Per i paesi democratici dell’Unione Europea, legati tra loro da molteplici vincoli e parte di uno spazio di movimento delle persone aperto, si aggiungono altri problemi. Le politiche scelte o subite da un paese possono rapidamente ripercuotersi su altri paesi, se i migranti arrivati in un paese “filtrano” verso un altro. In una comunità aperta le scelte di un paese sono sempre rilevanti anche per gli altri. Quanto più non sono coordinate tra loro e armonizzate entro un comune cornice europea tanto più sono suscettibili di generare contese anche piuttosto aspre tra i diversi membri dell’Unione e di minacciare il funzionamento dello spazio comune di libera circolazione.
Questi problemi sempre rilevanti si acuiscono nel momento in cui le tornate elettorali portano il tema della gestione dei migranti al centro della competizione elettorale e sono presenti forze politiche che di questo tema si impadroniscono. E’ quello che sta succedendo in questo momento, quando, oltre ad una serie di elezioni nazionali (Slovacchia, Polonia, Paesi Bassi) si avvicinano le elezioni europee che coinvolgeranno tutti i paesi dell’Unione. Queste elezioni, vista la grande debolezza dei partiti europei, sono ancora in misura preponderante elezioni nazionali che in ogni paese si combattono tra i partiti locali.
Il tema dei migranti, soprattutto in alcuni paesi, assume una rilevanza particolare nelle dinamiche competitive di questi partiti. Nello stesso tempo però quello che succede a livello nazionale non è isolato dal contesto europeo dal quale si aspettano soluzioni per i problemi che i governi nazionali faticano a risolvere da soli (come appunto il problema della gestione e accoglienza dei migranti). La possibilità che dinamiche competitive esasperate a livello nazionale rendano più difficile trovare soluzioni (di compromesso) a livello europeo si accrescono. Per semplificare è facile osservare che il di per sé non facile raggiungimento di soluzioni soddisfacenti sia per i diversi interessi nazionali che per la tenuta dello spazio europeo è fortemente ostacolato se i governi nazionali devono difendersi in casa dagli attacchi di forze politiche che gridano al tradimento dell’interesse nazionale e accusano i governi stranieri di congiurare contro il paese.

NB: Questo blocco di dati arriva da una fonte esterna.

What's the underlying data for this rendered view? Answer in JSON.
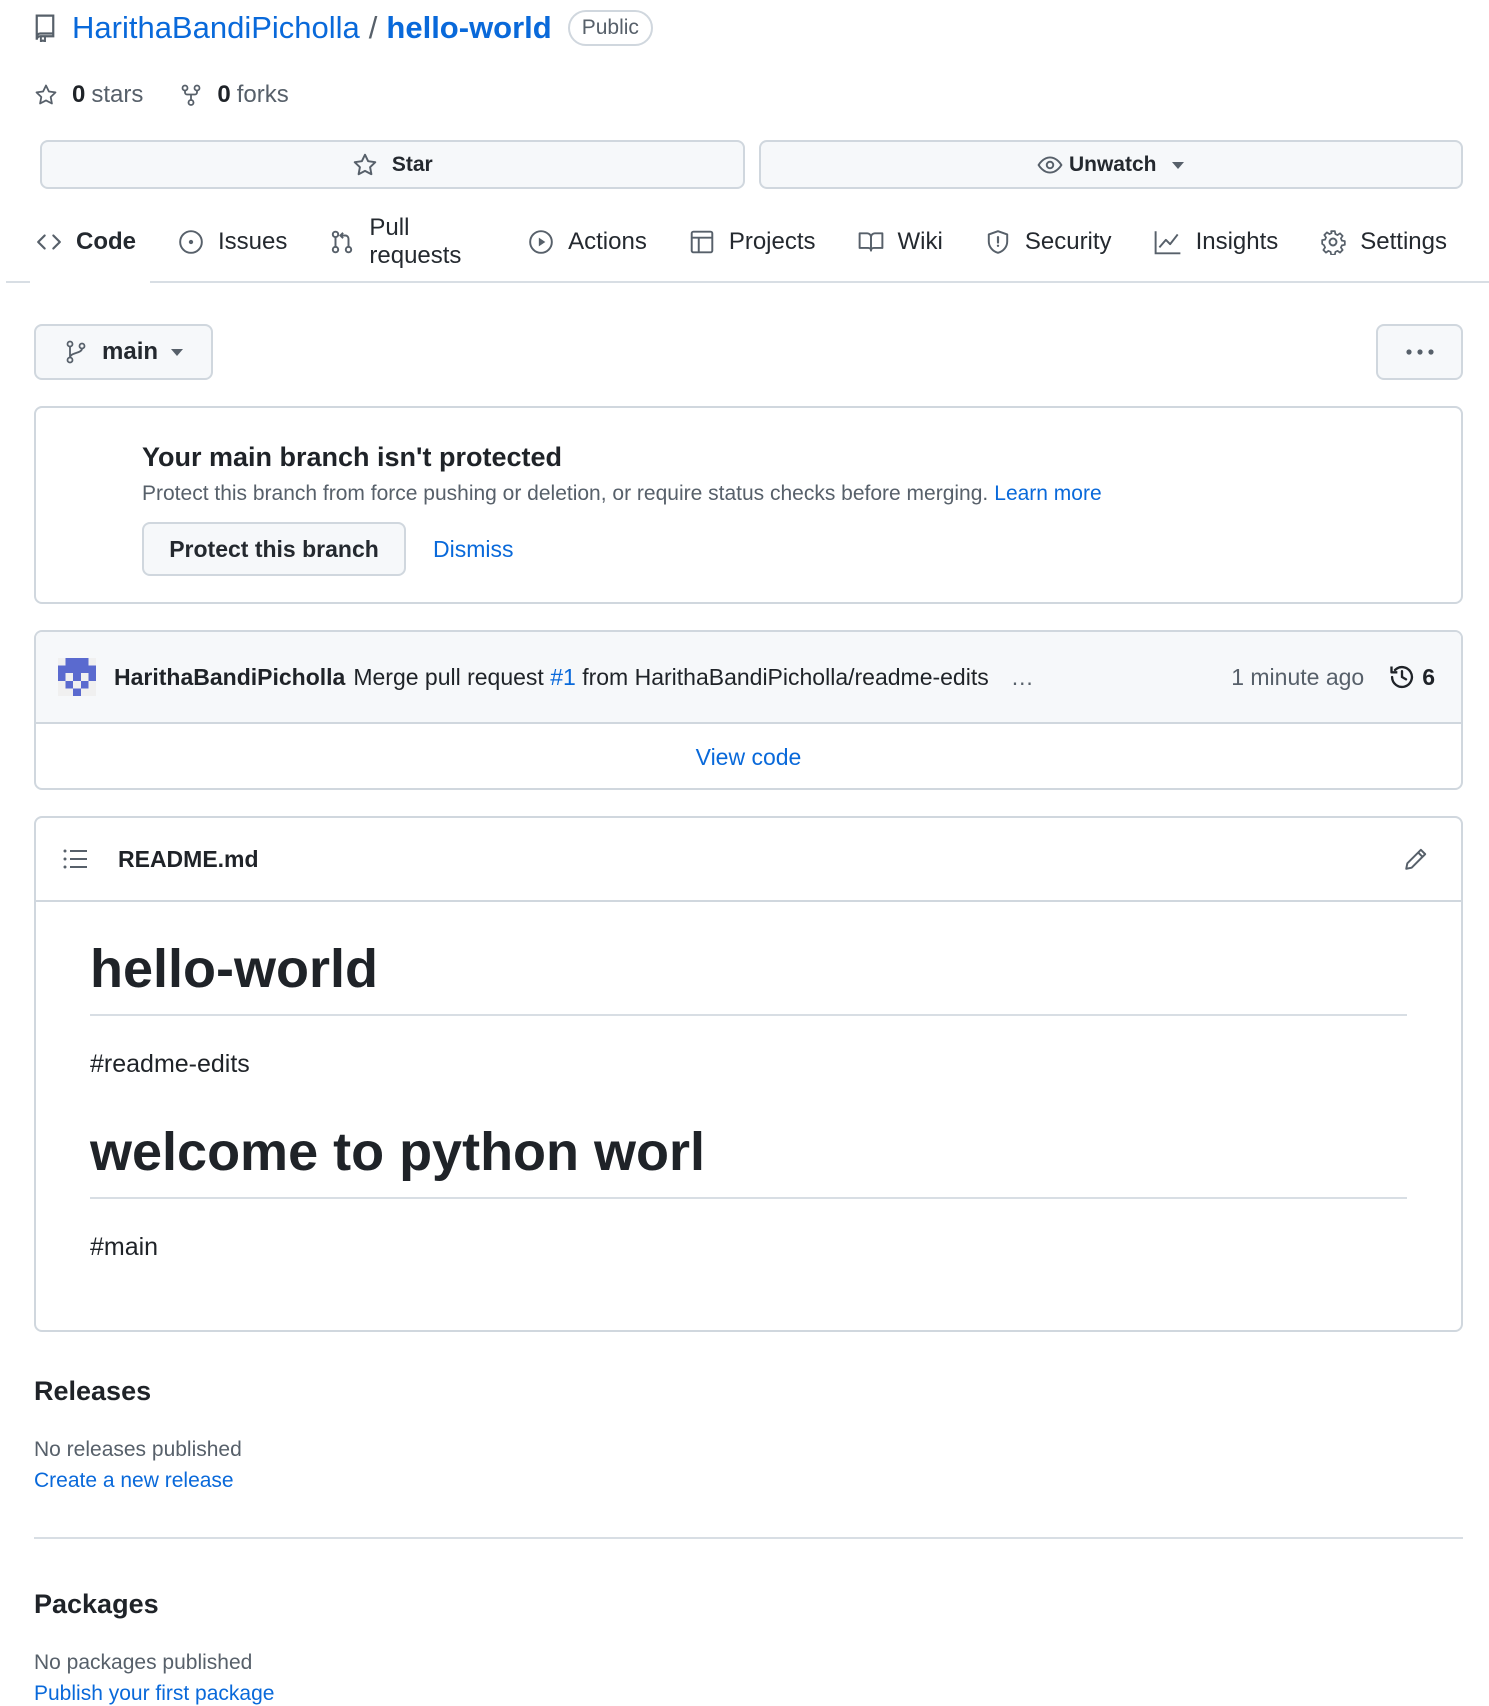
{
  "repo": {
    "owner": "HarithaBandiPicholla",
    "separator": "/",
    "name": "hello-world",
    "visibility": "Public",
    "stars_count": "0",
    "stars_label": "stars",
    "forks_count": "0",
    "forks_label": "forks"
  },
  "actions": {
    "star_label": "Star",
    "watch_label": "Unwatch"
  },
  "nav": {
    "code": "Code",
    "issues": "Issues",
    "pull_requests": "Pull requests",
    "actions": "Actions",
    "projects": "Projects",
    "wiki": "Wiki",
    "security": "Security",
    "insights": "Insights",
    "settings": "Settings"
  },
  "branch": {
    "current": "main"
  },
  "protect_notice": {
    "title": "Your main branch isn't protected",
    "text": "Protect this branch from force pushing or deletion, or require status checks before merging.",
    "learn_more": "Learn more",
    "protect_button": "Protect this branch",
    "dismiss": "Dismiss"
  },
  "commit": {
    "author": "HarithaBandiPicholla",
    "message_before": "Merge pull request ",
    "pr_link": "#1",
    "message_after": " from HarithaBandiPicholla/readme-edits",
    "ellipsis": "…",
    "time": "1 minute ago",
    "count": "6",
    "view_code": "View code"
  },
  "readme": {
    "filename": "README.md",
    "heading1": "hello-world",
    "paragraph1": "#readme-edits",
    "heading2": "welcome to python worl",
    "paragraph2": "#main"
  },
  "releases": {
    "title": "Releases",
    "empty_text": "No releases published",
    "create_link": "Create a new release"
  },
  "packages": {
    "title": "Packages",
    "empty_text": "No packages published",
    "publish_link": "Publish your first package"
  },
  "colors": {
    "link": "#0969da",
    "text": "#1f2328",
    "muted": "#57606a",
    "border": "#d0d7de",
    "avatar": "#5a6acf"
  }
}
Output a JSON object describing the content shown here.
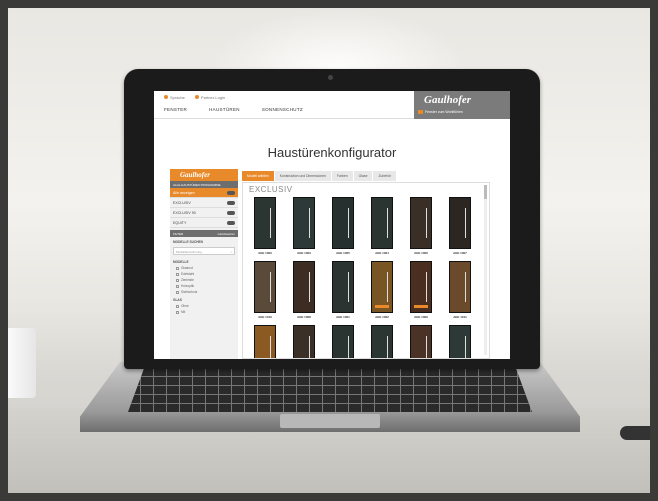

In questa congiuntura i governi dei tre paesi più grandi dell’Unione, Francia, Germania e Italia, senza una convergenza tra i quali è difficile trovare una soluzione europea soddisfacente, si trovano tutti e tre ad affrontare una competizione interna particolarmente insidiosa. In Francia e Germania Macron e Scholz hanno a che fare rispettivamente con il Rassemblement National e con Alleanza per la Germania, due forze esasperatamente nazionaliste che i sondaggi danno oggi in netto vantaggio rispetto al principale partito di governo. In Italia la situazione è più strana perché la spinta più estremista in materia di migrazioni e sovranismo viene addirittura da dentro al governo, cioè dalla Lega! Anche se la Lega non appare al momento un competitore così temibile del partito del capo dell’esecutivo sul piano quantitativo come nei casi francesi e tedesco, il suo controcanto rappresenta una indubbia spina per il governo e ne rende più confusa l’azione.
C’è una alternativa a questo stato delle cose? o la situazione è destinata a peggiorare con una rincorsa nazionale a posizioni intransigenti che accrescono le tensioni tra gli stati e affossano ogni accordo europeo? La strada c’è anche se è difficile e richiederebbe un forte senso di responsabilità dei governi. Alla base deve esserci il chiaro riconoscimento che soluzioni nazionali (compatibili con i principi umanitari e democratici) ai problemi delle migrazioni irregolari non ci sono. Solo una soluzione collaborativa europea che contemperi risposte a breve e risposte a più lungo termine e che uniscano la dimensione europea interna e quella esterna (con un robusto programma di cooperazione con i paesi africani) stemperando le tensioni tra gli stati può consentire di gestire un fenomeno che non è passeggero. Per aprire questa strada un esplicito accordo tra i tre grandi paesi tale da marginalizzare le spinte estremiste, togliere vento alle loro ali e mostrare all’opinione pubblica che ci sono soluzioni ragionevoli è indispensabile. Sapranno Macron, Meloni e Scholz con l’appoggio delle istituzioni europee perseguire con responsabilità e determinazione questa strada ed essere all’altezza di questa sfida? Se la risposta fosse positiva il senso di questa campagna elettorale per il Parlamento europeo potrebbe cambiare decisamente in meglio. E il gioco distruttivo degli estremismi potrebbe essere tenuto in scacco. E’ una illusione sperarlo?